図らずもエルザのクッションになり、衝撃に呻いていたワタルだったが……嫌に湿った音の咳にハッとした。
「ゲホッ、ゴホッ――――くそ、たった一撃で……しかも、何をされたのかも、分からなかった……ゲホッ!」
「ッ、血が……! おい、大丈夫か!?」
鎧を砕かれた事も知覚できないままに呻き、肺が吐き出された空気を求めて咳き込むエルザ。内臓を痛めたのか、その咳には血が混じっていた。
下手をすれば命に関わる事態になりかねないと、慌てたワタルは彼女の耳元で叫ぶように呼びかける。
「聞こ、えてる……耳元で、叫ぶな」
「(意識はあるが、かろうじてか……戦闘は無理だな。それに……)」
身を呈して岩壁との間の緩衝材となったのが功を奏したのか、苦しげに呼吸しながらの細い声ではあるが応答したエルザにワタルは一応安堵する。
だが、彼女のダメージが深刻な事には変わりはない。戦闘続行が困難であるという判断をワタルが下すのに、そう時間は掛からなかった。

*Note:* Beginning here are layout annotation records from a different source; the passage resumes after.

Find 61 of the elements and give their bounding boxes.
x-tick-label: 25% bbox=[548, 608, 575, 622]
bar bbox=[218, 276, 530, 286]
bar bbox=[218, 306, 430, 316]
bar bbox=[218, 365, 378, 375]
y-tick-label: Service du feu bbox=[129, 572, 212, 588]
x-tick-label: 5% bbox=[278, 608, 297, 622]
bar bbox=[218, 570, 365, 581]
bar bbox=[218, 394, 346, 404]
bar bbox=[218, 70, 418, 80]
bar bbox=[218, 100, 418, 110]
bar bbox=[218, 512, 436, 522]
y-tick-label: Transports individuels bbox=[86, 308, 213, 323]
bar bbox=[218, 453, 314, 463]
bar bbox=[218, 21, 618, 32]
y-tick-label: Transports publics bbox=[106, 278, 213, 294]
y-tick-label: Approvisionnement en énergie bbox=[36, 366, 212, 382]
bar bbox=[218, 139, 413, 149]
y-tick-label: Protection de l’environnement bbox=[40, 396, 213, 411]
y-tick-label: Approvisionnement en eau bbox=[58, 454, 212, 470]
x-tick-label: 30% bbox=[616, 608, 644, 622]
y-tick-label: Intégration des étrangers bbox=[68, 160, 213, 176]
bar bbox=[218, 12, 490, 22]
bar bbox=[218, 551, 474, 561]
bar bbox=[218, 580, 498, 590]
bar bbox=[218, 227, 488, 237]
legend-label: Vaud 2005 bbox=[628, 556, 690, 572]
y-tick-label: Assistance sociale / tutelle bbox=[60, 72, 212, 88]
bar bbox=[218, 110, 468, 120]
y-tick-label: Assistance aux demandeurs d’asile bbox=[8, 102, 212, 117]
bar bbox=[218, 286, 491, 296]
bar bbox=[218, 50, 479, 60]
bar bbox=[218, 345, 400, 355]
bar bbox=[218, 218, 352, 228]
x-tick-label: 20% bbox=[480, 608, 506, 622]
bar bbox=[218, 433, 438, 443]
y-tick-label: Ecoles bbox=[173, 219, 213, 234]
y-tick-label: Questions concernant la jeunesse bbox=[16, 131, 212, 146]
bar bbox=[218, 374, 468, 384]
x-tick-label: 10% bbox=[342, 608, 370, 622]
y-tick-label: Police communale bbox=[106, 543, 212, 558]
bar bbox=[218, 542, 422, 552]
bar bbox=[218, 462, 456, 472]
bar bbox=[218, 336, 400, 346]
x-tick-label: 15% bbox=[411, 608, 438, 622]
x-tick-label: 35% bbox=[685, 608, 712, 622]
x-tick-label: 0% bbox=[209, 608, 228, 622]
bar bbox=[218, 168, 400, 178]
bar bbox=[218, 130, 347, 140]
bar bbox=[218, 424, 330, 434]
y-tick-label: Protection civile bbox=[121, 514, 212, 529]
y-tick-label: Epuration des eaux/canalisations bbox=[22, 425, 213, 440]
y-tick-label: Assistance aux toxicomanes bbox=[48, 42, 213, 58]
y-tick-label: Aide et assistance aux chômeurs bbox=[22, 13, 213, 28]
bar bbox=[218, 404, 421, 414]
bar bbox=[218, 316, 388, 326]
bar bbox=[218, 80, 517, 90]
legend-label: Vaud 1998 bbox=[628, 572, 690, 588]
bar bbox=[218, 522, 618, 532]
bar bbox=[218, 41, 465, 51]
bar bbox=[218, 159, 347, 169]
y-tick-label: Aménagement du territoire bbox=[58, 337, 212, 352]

だが黒い人形の出現は状況を逼迫させており、ワタルはすぐにジョゼの方へ、その背後へと視線を向ける。
「(色も細部も違うが、あれはやはり……!)」
「……あの、黒いのは……一体……」
意識も朦朧としてはっきりしていないエルザだったが、ジョゼの背後に現れた黒いナニカ――視界は霞んでいたため、人型と判別できなかった――から、形容し難い、強いて言えば異質としか言えないものは感じていた。
正体はまったく分からないし、見当もつかない。しかし、まるで虫が花の香に誘われるかのような、本能的に惹きつけられる物を感じたのだ。
だが、密着している程にすぐ後ろからの、まるで戦慄したかのようなワタルの声で我に返る。
「なんであんな物がこんな所に……!」
「知ってるのか、ワタル?」
「ッ……」
膝をついて後ろからエルザを抱きかかえているワタルも彼女と同じように黒い人形を食い入るように見ていたが……緊張でひりつく喉に唾を送り込むと、彼女の質問に首肯し、口を開く。
「知ってる奴とは違うが、間違いない。昔の戦争で生まれた負の遺産の一つ……道化師だ」
戦慄、驚愕、怒り、そして恐怖……黒い人形・道化師とその主ジョゼは、ワタルのそんな感情をないまぜにした言葉に、同調したかのように口元に笑みを浮かべるのだった。